A key difference between the two types of red giant, in theory, should lie in the size and density of their cores. In the first phase, the dormant helium slowly shrinks and grows denser, but once it ignites, the pressure of escaping radiation should cause the core to expand again, and grow less dense. The changing core size and density should produce a measurable difference in the seismic oscillations
affecting the two types of star.
"Indeed, it turns out that the red giants divide neatly into two groups based on observed properties known as mixed modes," continues Bedding, "and we can match these with the two groups of red giants. This result is a beautiful confirmation of the theories of stellar structure and evolution. Until now, almost everything we know about the lives of stars has come from theoretical calculations, but as in all science, it's vital to test theory by using observations."
However, while asteroseismology has helped confirm some long-standing ideas about red giants, that's not quite the end of the story. "More extensive analysis of Kepler data by several groups has turned up a puzzle," admits Professor Bedding. "The rotation rates in the cores of these red giants, which we can also deduce from asteroseismology, turn out to be only about ten times faster than the surface rotation. But theory predicts that the core of a red giant should rotate hundreds or even thousands of times faster than the surface. It's a puzzle that theoreticians are currently trying to solve, and is sure to shed new light on our understanding of stars."

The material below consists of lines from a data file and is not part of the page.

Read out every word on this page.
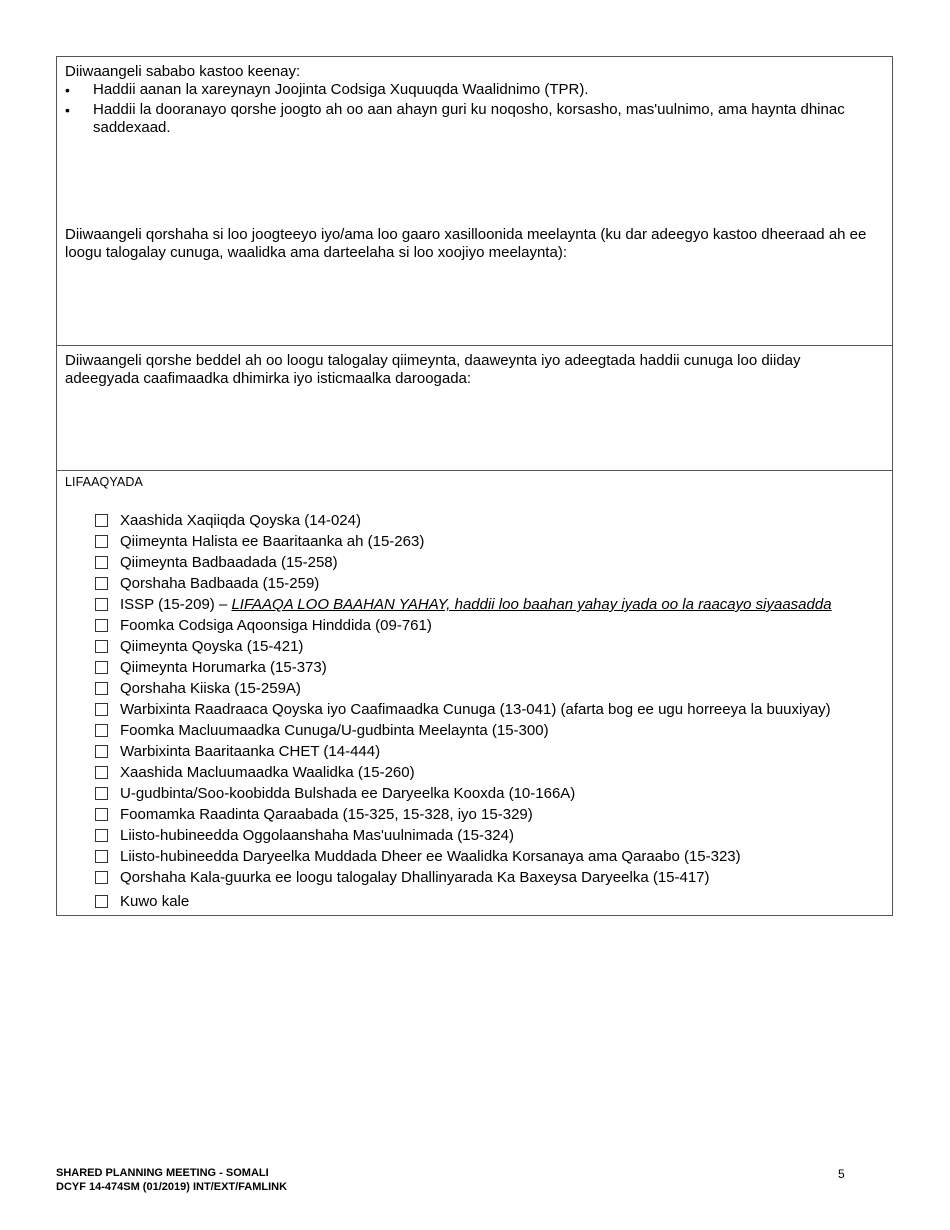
Diiwaangeli sababo kastoo keenay:

• Haddii aanan la xareynayn Joojinta Codsiga Xuquuqda Waalidnimo (TPR).
• Haddii la dooranayo qorshe joogto ah oo aan ahayn guri ku noqosho, korsasho, mas'uulnimo, ama haynta dhinac saddexaad.

Diiwaangeli qorshaha si loo joogteeyo iyo/ama loo gaaro xasilloonida meelaynta (ku dar adeegyo kastoo dheeraad ah ee loogu talogalay cunuga, waalidka ama darteelaha si loo xoojiyo meelaynta):

Diiwaangeli qorshe beddel ah oo loogu talogalay qiimeynta, daaweynta iyo adeegtada haddii cunuga loo diiday adeegyada caafimaadka dhimirka iyo isticmaalka daroogada:

LIFAAQYADA
Xaashida Xaqiiqda Qoyska (14-024)
Qiimeynta Halista ee Baaritaanka ah (15-263)
Qiimeynta Badbaadada (15-258)
Qorshaha Badbaada (15-259)
ISSP (15-209) – LIFAAQA LOO BAAHAN YAHAY, haddii loo baahan yahay iyada oo la raacayo siyaasadda
Foomka Codsiga Aqoonsiga Hinddida (09-761)
Qiimeynta Qoyska (15-421)
Qiimeynta Horumarka (15-373)
Qorshaha Kiiska (15-259A)
Warbixinta Raadraaca Qoyska iyo Caafimaadka Cunuga (13-041) (afarta bog ee ugu horreeya la buuxiyay)
Foomka Macluumaadka Cunuga/U-gudbinta Meelaynta (15-300)
Warbixinta Baaritaanka CHET (14-444)
Xaashida Macluumaadka Waalidka (15-260)
U-gudbinta/Soo-koobidda Bulshada ee Daryeelka Kooxda (10-166A)
Foomamka Raadinta Qaraabada (15-325, 15-328, iyo 15-329)
Liisto-hubineedda Oggolaanshaha Mas'uulnimada (15-324)
Liisto-hubineedda Daryeelka Muddada Dheer ee Waalidka Korsanaya ama Qaraabo (15-323)
Qorshaha Kala-guurka ee loogu talogalay Dhallinyarada Ka Baxeysa Daryeelka (15-417)
Kuwo kale
SHARED PLANNING MEETING - SOMALI
DCYF 14-474SM (01/2019) INT/EXT/FAMLINK
5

What of future research? Hardware failures mean Kepler can no longer point accurately towards its original field of view, but Tim Bedding sees the bright side: "Kepler's new mission, K2, involves looking at a series of different fields for about 80 days each. This has an advantage for asteroseismology because it will allow us to sample oscillating stars in many different directions in the galaxy, rather than just one."
Beyond Kepler, the Sydney team and others will eagerly await planet-hunting missions such as NASA's TESS, due for launch in 2017, and the European Space Agency's PLATO, planned for 2024. And that's not all a Danish-led network of ground-based telescopes called SONG is also being developed. With floods of information telling us more about a star's insides. we could soon know much more about them than ever before.